Wwf acqua e foreste unite sotto il segno del clima

Pefc: Le foreste non si salvano senza certificazione e gestione attiva del territorio

[21 marzo 2017]

Quella appena iniziata è una settimana importante per l’ambiente a livello globale: oggi si celebra la giornata mondiale delle foreste, domani quella dell’acqua e il 25 marzo torna l’Earth Hour, l’ora della Terra del Wwf.

Secondo il Panda, le giornate delle foreste e dell’acqua e l’ora della Terra «sono un’occasione per riflettere sullo stretto legame che unisce  gli ambienti forestali e le risorse idriche del nostro pianeta. Quando distruggiamo le foreste intacchiamo pesantemente il loro importante ruolo nel ciclo dell’acqua e nei sistemi idrogeologici,  rafforziamo la portata e l’intensità delle alluvioni, dei dissesti idrogeologici, dei processi di desertificazione e dei periodi con forti siccità. E’ come una delicata catena che, se spezzata, produce devastazioni con un effetto domino sia su scala locale (disastri ambientali) sia su scala globale (cambiamento climatico).

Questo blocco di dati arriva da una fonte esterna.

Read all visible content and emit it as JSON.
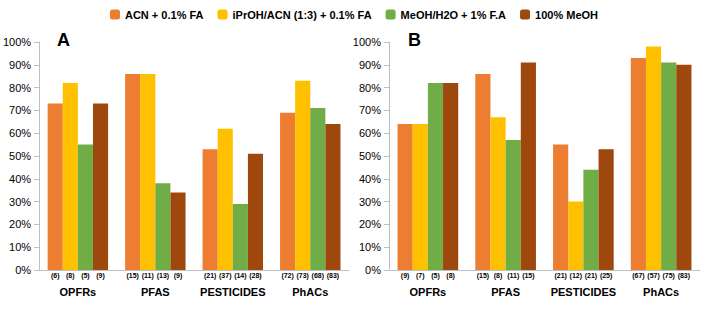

E sono proprio la deforestazione e la degradazione degli ambienti forestali responsabili globalmente di circa il 20% delle emissioni di gas serra».

In occasione della Giornata mondiale delle foreste, la presidente di Programme for endorsement of forest certification schemes (Pefc) Italia, Maria Cristina D’Orlando, sottolinea che «se si vuole davvero tutelare il nostro straordinario patrimonio di boschi e foreste e le comunità che attorno ad essi vivono, occorre agire in due direzioni: lottare contro l’illegalità nel settore forestale e dare un deciso sostegno alle tante realtà imprenditoriali che scelgono di certificarsi per assicurare la tracciabilità e la qualità delle materie prime utilizzate. Queste ultime, impegnate nelle varie fasi della filiera legno-arredo, sono infatti cruciali per garantire una gestione attiva del territorio». Una riflessione che, guardando alla necessità di preservare le risorse naturali del pianeta, rimane ancor più valida per quanto riguarda il consumo di materie prime seconde, sempre preferibile quando possibile.

Pefc Italia ricorda che «il taglio illegale degli alberi sottrae almeno 10 miliardi a industria e proprietari forestali nel mondo, oltre a essere responsabile del 25% delle emissioni dei gas serra globali. Il legame tra tagli illegali e difficoltà di rafforzare la gestione virtuosa delle nostre foreste è semplice: il mancato contrasto all’illegalità di fatto ostacola gli operatori che vogliono garantire trasparenza e qualità dei propri prodotti in legno. Chi opera nell’ombra infatti ha un vantaggio economico e minori costi».

Ma dal mondo della certificazione forestale arrivano anche buone notizie: «I boschi italiani certificati Pefc sono pari al 9,44%, in linea con i valori a livello mondiale: 400 milioni certificati su 3.890 milioni di ettari di superficie forestale mondiale –  spiega la D’Orlando – E, a fine 2016, le aziende italiane di trasformazione del legno e carta (non solo segherie e falegnamerie, ma anche cartiere, serramentisti, carpentieri, editori) che hanno ottenuto la certificazione catena di custodia Pefc (condizione essenziale per le imprese che vogliano usare il logo Pefc sui prodotti realizzati con materia prima certificata) sono 960, con un incremento di quasi il 15% rispetto all’anno precedente».

E per aumentare il livello di garanzie per gli acquirenti dei prodotti certificati in legno, i requisiti per poter ottenere la certificazione Pefc in Italia verranno presto rivisti in senso ancora più rigoroso, durante le periodiche revisioni da parte del Pefc internazionale. I nuovi standard, la cui introduzione è prevista per maggio, sono caratterizzati da un miglioramento dei criteri di sostenibilità ambientale: daranno ad esempio preferenza alla rinnovazione naturale dei boschi invece del rimboschimento artificiale che garantisce una maggiore diversità genetica, prevederanno l’introduzione di specifici sistemi di sorveglianza per la protezione delle foreste dalle attività illegali ed espliciteranno il divieto dei pesticidi più tossici per i pioppeti.